Roman Catholic school in Zamboanga del Sur, Philippines

Holy Child's Academy or "HCA", colloquially pronounced as /tl/, is a secondary school run by the Diocese of Pagadian in Pagadian City, Philippines. HCA is the oldest among the Diocesan Schools of Pagadian and the second oldest school in Zamboanga del Sur.

==Brief history==

Founded as Pagadian Academy, a parochial school started by Fr. Jose Ma. Reyes of the Society of Jesus in 1940. The Academy was the second school to open in the Province of Zamboanga del Sur after the Southern Mindanao Colleges. As the first sectarian school, the Academy pioneered Catholic education in the province.

With the departure of the Jesuits from Pagadian, the Missionary Society of St. Columban took control of the Academy until the 1970s when the Diocese of Pagadian took over. The academy shared the same fate with other Columban-controlled schools; namely, the Star of the Sea High School, Immaculate Heart Academy, and Saint Columban College. The four schools started the now collectively known as the Diocesan Schools of Pagadian with fourteen other schools.
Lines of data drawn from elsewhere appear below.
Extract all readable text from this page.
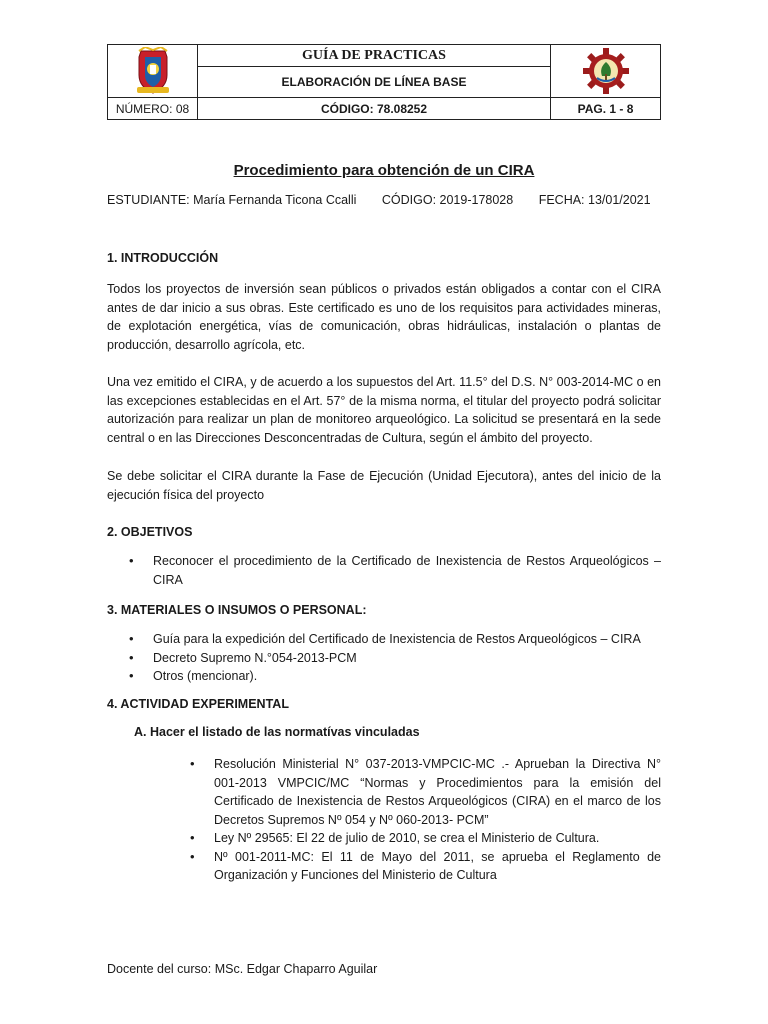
	GUÍA DE PRACTICAS	

	ELABORACIÓN DE LÍNEA BASE	
NÚMERO: 08	CÓDIGO: 78.08252	PAG. 1 - 8
Procedimiento para obtención de un CIRA
ESTUDIANTE: María Fernanda Ticona Ccalli CÓDIGO: 2019-178028 FECHA: 13/01/2021
1. INTRODUCCIÓN
Todos los proyectos de inversión sean públicos o privados están obligados a contar con el CIRA antes de dar inicio a sus obras. Este certificado es uno de los requisitos para actividades mineras, de explotación energética, vías de comunicación, obras hidráulicas, instalación o plantas de producción, desarrollo agrícola, etc.
Una vez emitido el CIRA, y de acuerdo a los supuestos del Art. 11.5° del D.S. N° 003-2014-MC o en las excepciones establecidas en el Art. 57° de la misma norma, el titular del proyecto podrá solicitar autorización para realizar un plan de monitoreo arqueológico. La solicitud se presentará en la sede central o en las Direcciones Desconcentradas de Cultura, según el ámbito del proyecto.
Se debe solicitar el CIRA durante la Fase de Ejecución (Unidad Ejecutora), antes del inicio de la ejecución física del proyecto
2. OBJETIVOS
• Reconocer el procedimiento de la Certificado de Inexistencia de Restos Arqueológicos – CIRA
3. MATERIALES O INSUMOS O PERSONAL:
• Guía para la expedición del Certificado de Inexistencia de Restos Arqueológicos – CIRA
• Decreto Supremo N.°054-2013-PCM
• Otros (mencionar).
4. ACTIVIDAD EXPERIMENTAL
A. Hacer el listado de las normatívas vinculadas
• Resolución Ministerial N° 037-2013-VMPCIC-MC .- Aprueban la Directiva N° 001-2013 VMPCIC/MC “Normas y Procedimientos para la emisión del Certificado de Inexistencia de Restos Arqueológicos (CIRA) en el marco de los Decretos Supremos Nº 054 y Nº 060-2013- PCM”
• Ley Nº 29565: El 22 de julio de 2010, se crea el Ministerio de Cultura.
• Nº 001-2011-MC: El 11 de Mayo del 2011, se aprueba el Reglamento de Organización y Funciones del Ministerio de Cultura
Docente del curso: MSc. Edgar Chaparro Aguilar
In the 1980s, the Academy became the Holy Child Academy, named after the "Holy Child", also known as the "Child Jesus" or Sto. Niño, patron of Pagadian.

==Campuses==

The Academy has two campuses, both in Barangay San Jose of the city.
- High school campus
  - Previously served as the grade school campus of Saint Columban College and later as the Hangop Kabataan Center (Cebuano for "Embrace the Child Center"), a school for children with special needs. The high school campus houses the new high school building completed in 2011 and since August 2014, also the preschool.
- Old high school campus
  - Located beside the San Jose Parish Church.